There are weird developments –a young couple eating at Jack’s bar mention how excited they are about a glamping getaway in an Airstream, and within minutes, Jack has decided that his new side business will be… buying Airstreams to set up a glamping business! Way to jump in with zero research, Jack.
There’s a hugely over-the-top baby shower (for Charmaine, mother of Jack’s unborn twins — due sometime in 2026, perhaps?) that looks like the most painful and boring event of all times. Maybe it’s supposed to look like how rich people would throw a baby shower, but to me, it looked like a super awkward business event that’s trying to be fun. Give me baby Pictionary and silly games with balls of yarn in someone’s living room any day!
Shows with small town settings like this seem to be required to include (a) nosy residents who love to gossip (b) a sewing or knitting circle and (c) a festival or fair of some kind.
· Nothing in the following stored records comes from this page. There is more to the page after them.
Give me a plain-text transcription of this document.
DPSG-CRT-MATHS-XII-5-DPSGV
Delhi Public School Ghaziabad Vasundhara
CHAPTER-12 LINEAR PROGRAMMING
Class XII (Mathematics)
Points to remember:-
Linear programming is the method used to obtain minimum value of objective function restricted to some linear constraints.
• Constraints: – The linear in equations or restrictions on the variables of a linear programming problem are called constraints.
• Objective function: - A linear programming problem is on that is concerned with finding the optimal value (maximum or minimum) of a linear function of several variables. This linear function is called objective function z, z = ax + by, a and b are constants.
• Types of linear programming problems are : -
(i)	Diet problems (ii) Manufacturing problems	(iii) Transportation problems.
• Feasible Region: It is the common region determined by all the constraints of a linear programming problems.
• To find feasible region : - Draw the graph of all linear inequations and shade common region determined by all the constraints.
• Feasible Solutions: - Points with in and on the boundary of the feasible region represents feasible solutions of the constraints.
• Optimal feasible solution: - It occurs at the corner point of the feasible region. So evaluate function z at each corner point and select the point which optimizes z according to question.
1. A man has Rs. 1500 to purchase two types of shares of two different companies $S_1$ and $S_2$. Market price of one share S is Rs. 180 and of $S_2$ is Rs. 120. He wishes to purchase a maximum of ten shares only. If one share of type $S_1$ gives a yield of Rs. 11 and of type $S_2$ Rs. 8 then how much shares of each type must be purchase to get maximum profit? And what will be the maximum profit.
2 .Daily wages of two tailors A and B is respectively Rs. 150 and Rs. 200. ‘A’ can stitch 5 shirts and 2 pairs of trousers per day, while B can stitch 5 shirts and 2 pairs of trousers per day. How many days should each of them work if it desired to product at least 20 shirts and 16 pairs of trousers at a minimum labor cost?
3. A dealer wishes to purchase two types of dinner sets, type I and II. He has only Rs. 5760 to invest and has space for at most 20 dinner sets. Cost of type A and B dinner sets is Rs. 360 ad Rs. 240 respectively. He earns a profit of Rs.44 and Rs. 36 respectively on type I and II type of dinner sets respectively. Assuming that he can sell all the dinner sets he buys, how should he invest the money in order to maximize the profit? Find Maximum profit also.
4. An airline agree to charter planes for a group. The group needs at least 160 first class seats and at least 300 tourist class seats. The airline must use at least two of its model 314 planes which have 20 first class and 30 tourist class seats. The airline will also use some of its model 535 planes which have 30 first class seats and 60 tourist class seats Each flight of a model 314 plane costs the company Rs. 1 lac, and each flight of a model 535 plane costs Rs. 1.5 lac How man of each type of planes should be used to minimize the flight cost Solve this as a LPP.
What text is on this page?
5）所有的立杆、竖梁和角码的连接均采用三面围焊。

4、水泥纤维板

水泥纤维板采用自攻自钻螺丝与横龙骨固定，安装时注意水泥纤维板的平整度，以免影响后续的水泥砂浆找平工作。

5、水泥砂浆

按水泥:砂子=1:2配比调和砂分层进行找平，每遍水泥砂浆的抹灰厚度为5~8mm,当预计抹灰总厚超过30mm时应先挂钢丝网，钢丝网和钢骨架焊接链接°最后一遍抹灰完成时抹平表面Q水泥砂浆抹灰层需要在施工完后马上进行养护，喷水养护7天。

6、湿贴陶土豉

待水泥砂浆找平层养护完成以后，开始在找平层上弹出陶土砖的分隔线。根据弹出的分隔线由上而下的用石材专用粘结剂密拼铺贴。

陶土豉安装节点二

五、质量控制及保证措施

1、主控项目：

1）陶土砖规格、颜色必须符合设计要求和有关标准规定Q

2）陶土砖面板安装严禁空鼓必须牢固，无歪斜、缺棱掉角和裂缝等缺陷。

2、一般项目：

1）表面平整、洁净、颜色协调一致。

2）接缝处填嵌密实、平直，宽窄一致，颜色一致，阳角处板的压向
Check, check, and check! The Renaissance Faire is very fun to watch while also being totally goofy. Of course, everyone has amazing costumes! They even get the new town doc to dance around the maypole, and naturally, Jack gets to play a knight in a mock sword fight. It’s awesome.
To be fair, a few plot points do get somewhat straightened out by the end of the season. Again, SPOILER ALERT, because this gives away some big reveals:
- The kidnapped child is saved!
- The kidnapper is also Jack’s shooter, and it looks like he’s finally been caught!
- … the biggest reveal…
- Jack is NOT actually the father of Charmaine’s babies! Dun dun dun….
My biggest complaint about the show overall is that I absolutely hate the drug smuggling plotline, but it doesn’t appear to be going away any time soon. And now there’s a new crime boss in town with a surprising connection to one of the local families. You know this can’t be good. I really, really, really can’t stand any aspect of this storyline, which seems completely unnecessary to an otherwise nice show about people in a small town — but I understand that this plot is from the books, so I guess we’re stuck with the awful drug running stuff for a while longer.
Why do I keep watching this show, when clearly I have issues with it?
Because it still has enough good stuff, like…
- You guessed it, the amazing scenery! I want to LIVE in this town, wander through the woods, and sit and gaze at the rivers.
- We get to watch Tim Matheson! He remains a delight as Doc Mullins, and I love every moment he’s on screen.
- Mel… well, I’m on the fence. I’ve loved her up to now, and I do love seeing her in action as a highly skilled, highly compassionate medical professional. Unfortunately, she spends a lot of this season moping and being sad — often with good reason, but it’s just not very much fun.
- Bree, introduced last season, gets more screen time, and I enjoy her a lot too. Yay for another strong woman in town!
So, for now, I’m sticking with it! But if those babies don’t start getting born in season 5, I may finally reach my breaking point.
What about you? Who’s still watching Virgin River? What do you think of season 4?
And still the lingering question — should I give the books a try?